The announcement shook Nextel's stock price, which seesawed throughout the day to close down 26 cents at $13.22. But Motorola, which supplies Nextel's walkie-talkie-like phone handsets, took pains to say that it still had "great confidence in the ongoing success of Nextel."
Motorola also said it locked in gains on up to another 25 million of its Nextel shares by entering into "forward sale" contracts with several investment banks. The actual sales won't occur for another five years, the company said, but the contracts allow Motorola to protect itself against future Nextel price drops. When the actual sales occur, Motorola's stake in Nextel would drop to no less than 6 percent, the company said, assuming no other changes in Nextel's shares outstanding over that period.
Motorola "has 75 percent of their holdings still, and they're still extremely supportive," said Audrey Schaefer, a Nextel spokeswoman. Motorola, which is now the second-largest shareholder of Nextel stock, still has 83 million shares, or 9 percent of the company, and occupies one of 10 seats on Nextel's board of directors, she said.

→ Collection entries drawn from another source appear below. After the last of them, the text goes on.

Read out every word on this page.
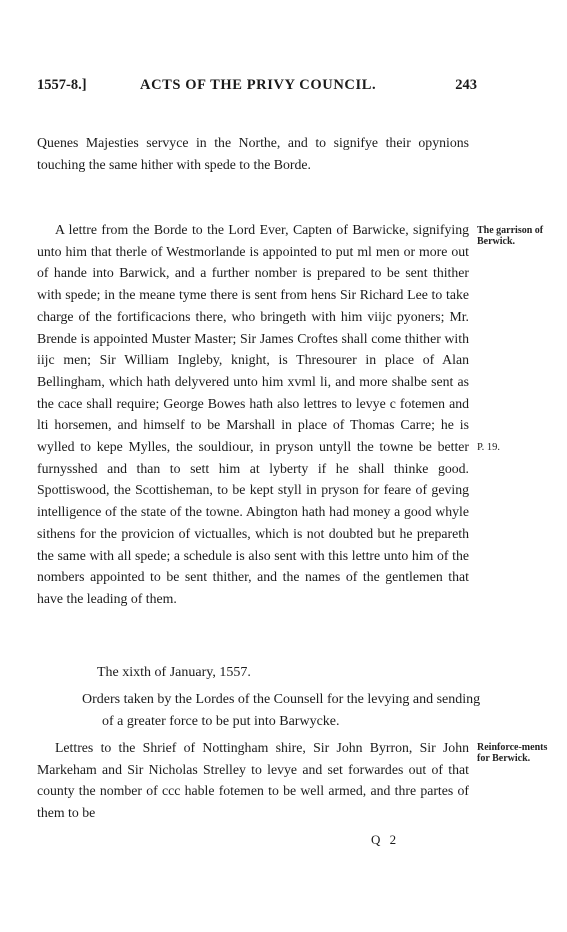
1557-8.]	ACTS OF THE PRIVY COUNCIL.	243
Quenes Majesties servyce in the Northe, and to signifye their opynions touching the same hither with spede to the Borde.
A lettre from the Borde to the Lord Ever, Capten of Barwicke, signifying unto him that therle of Westmorlande is appointed to put ml men or more out of hande into Barwick, and a further nomber is prepared to be sent thither with spede; in the meane tyme there is sent from hens Sir Richard Lee to take charge of the fortificacions there, who bringeth with him viijc pyoners; Mr. Brende is appointed Muster Master; Sir James Croftes shall come thither with iijc men; Sir William Ingleby, knight, is Thresourer in place of Alan Bellingham, which hath delyvered unto him xvml li, and more shalbe sent as the cace shall require; George Bowes hath also lettres to levye c fotemen and lti horsemen, and himself to be Marshall in place of Thomas Carre; he is wylled to kepe Mylles, the souldiour, in pryson untyll the towne be better furnysshed and than to sett him at lyberty if he shall thinke good. Spottiswood, the Scottisheman, to be kept styll in pryson for feare of geving intelligence of the state of the towne. Abington hath had money a good whyle sithens for the provicion of victualles, which is not doubted but he prepareth the same with all spede; a schedule is also sent with this lettre unto him of the nombers appointed to be sent thither, and the names of the gentlemen that have the leading of them.
The garrison of Berwick.
P. 19.
The xixth of January, 1557.
Orders taken by the Lordes of the Counsell for the levying and sending of a greater force to be put into Barwycke.
Lettres to the Shrief of Nottingham shire, Sir John Byrron, Sir John Markeham and Sir Nicholas Strelley to levye and set forwardes out of that county the nomber of ccc hable fotemen to be well armed, and thre partes of them to be
Reinforce-ments for Berwick.
Q 2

Meanwhile, Standard & Poor's Corp. announced yesterday that it affirmed Nextel's B+ credit rating and improved its outlook on the company's ability to pay its debt to stable from negative. S&P said its action was based "on the company's solid operating performance in a highly competitive industry and lower financial leverage, despite substantial debt still on the balance sheet." Nextel had $12.5 billion in debt at the end of 2002.

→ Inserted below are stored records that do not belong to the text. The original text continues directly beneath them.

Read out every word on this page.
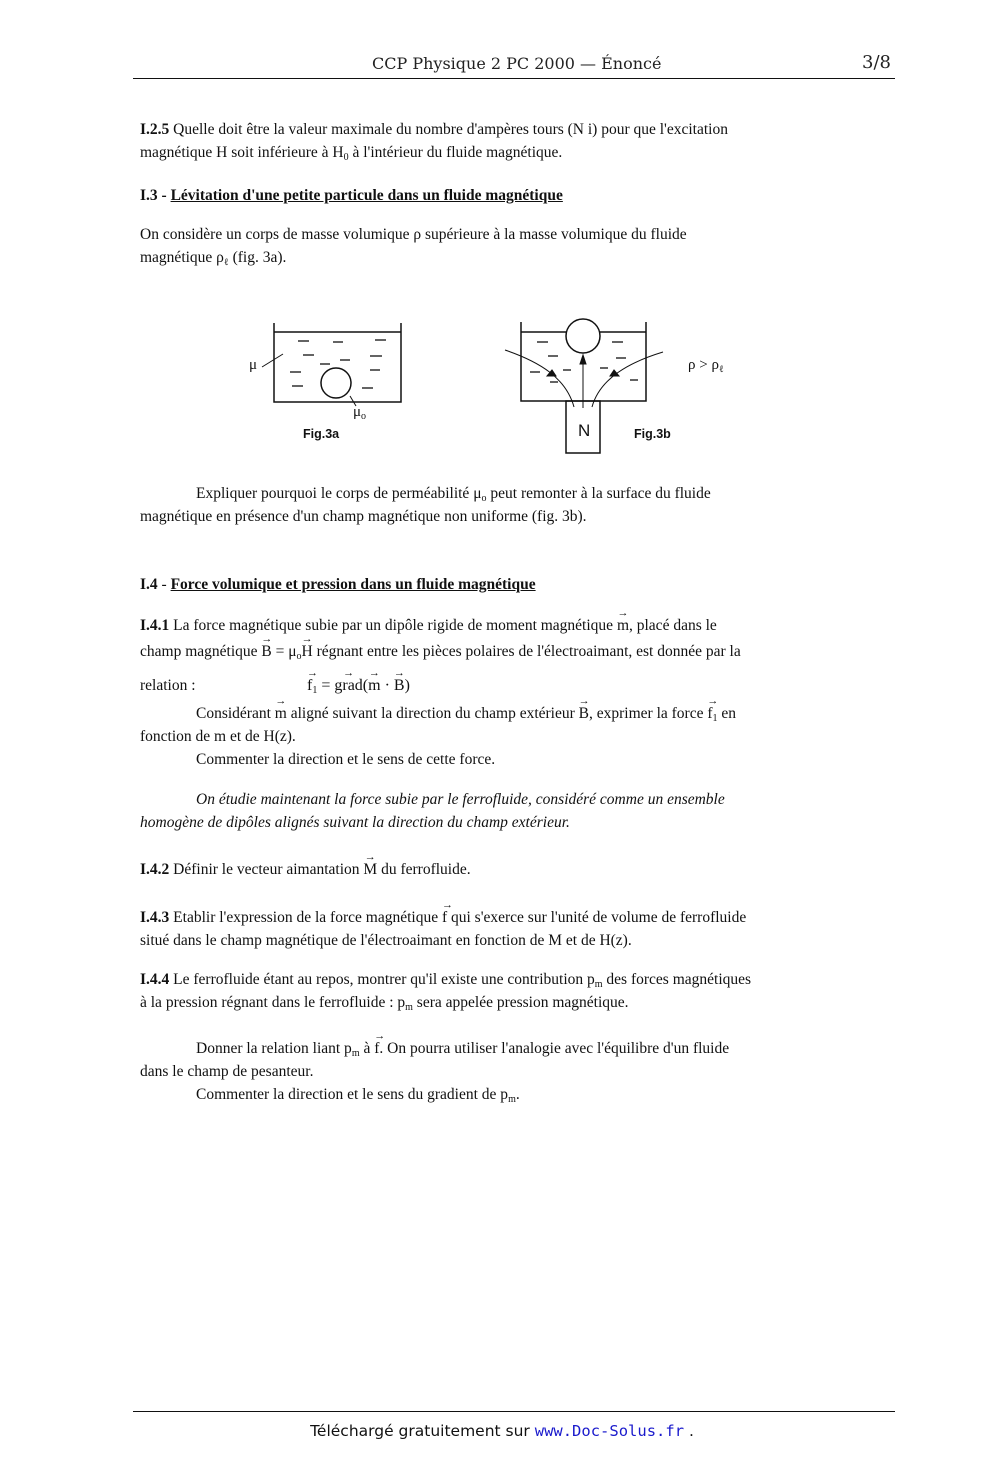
CCP Physique 2 PC 2000 — Énoncé	3/8
I.2.5 Quelle doit être la valeur maximale du nombre d'ampères tours (N i) pour que l'excitation
magnétique H soit inférieure à $H_0$ à l'intérieur du fluide magnétique.
I.3 - Lévitation d'une petite particule dans un fluide magnétique
On considère un corps de masse volumique ρ supérieure à la masse volumique du fluide
magnétique $\rho_\ell$ (fig. 3a).
μ
$\mu_o$
Fig.3a	N	Fig.3b
$\rho > \rho_\ell$
Expliquer pourquoi le corps de perméabilité $\mu_o$ peut remonter à la surface du fluide
magnétique en présence d'un champ magnétique non uniforme (fig. 3b).
I.4 - Force volumique et pression dans un fluide magnétique
I.4.1 La force magnétique subie par un dipôle rigide de moment magnétique → m, placé dans le
champ magnétique → $B = \mu_o\to H$ régnant entre les pièces polaires de l'électroaimant, est donnée par la
relation :
→	$f_1$ = → grad(→ m · → B)
Considérant → m aligné suivant la direction du champ extérieur → B, exprimer la force → $f_1$ en
fonction de m et de H(z).
Commenter la direction et le sens de cette force.
On étudie maintenant la force subie par le ferrofluide, considéré comme un ensemble
homogène de dipôles alignés suivant la direction du champ extérieur.
I.4.2 Définir le vecteur aimantation → M du ferrofluide.
I.4.3 Etablir l'expression de la force magnétique → f qui s'exerce sur l'unité de volume de ferrofluide
situé dans le champ magnétique de l'électroaimant en fonction de M et de H(z).
I.4.4 Le ferrofluide étant au repos, montrer qu'il existe une contribution $p_m$ des forces magnétiques
à la pression régnant dans le ferrofluide : $p_m$ sera appelée pression magnétique.
Donner la relation liant $p_m$ à → f. On pourra utiliser l'analogie avec l'équilibre d'un fluide
dans le champ de pesanteur.
Commenter la direction et le sens du gradient de $p_m$.
Téléchargé gratuitement sur www.Doc-Solus.fr .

"This is very much a Motorola-specific issue, but [also] a sign that Nextel is going to move away from Motorola" over time, said Craig A. Mallitz, an analyst with Legg Mason Wood Walker, the investment bank that is now the largest shareholder in Nextel. "It will be more of an operational relationship than a strategic one," he said.
Motorola, the world's second-largest maker of cell phones, engineered a financial turnaround last year, largely through cutbacks and restructurings. News that Motorola was selling some of its stake in Nextel, the fifth-largest wireless carrier in the United States, did not spark much concern among research analysts who follow Nextel.
"Motorola's sale of those shares does not dilute the stock, and it doesn't mean they give up their seat on the board," so it does not fundamentally change the relationship between the two companies, said Walter Piecyk, an analyst with Fulcrum Global Partners in New York.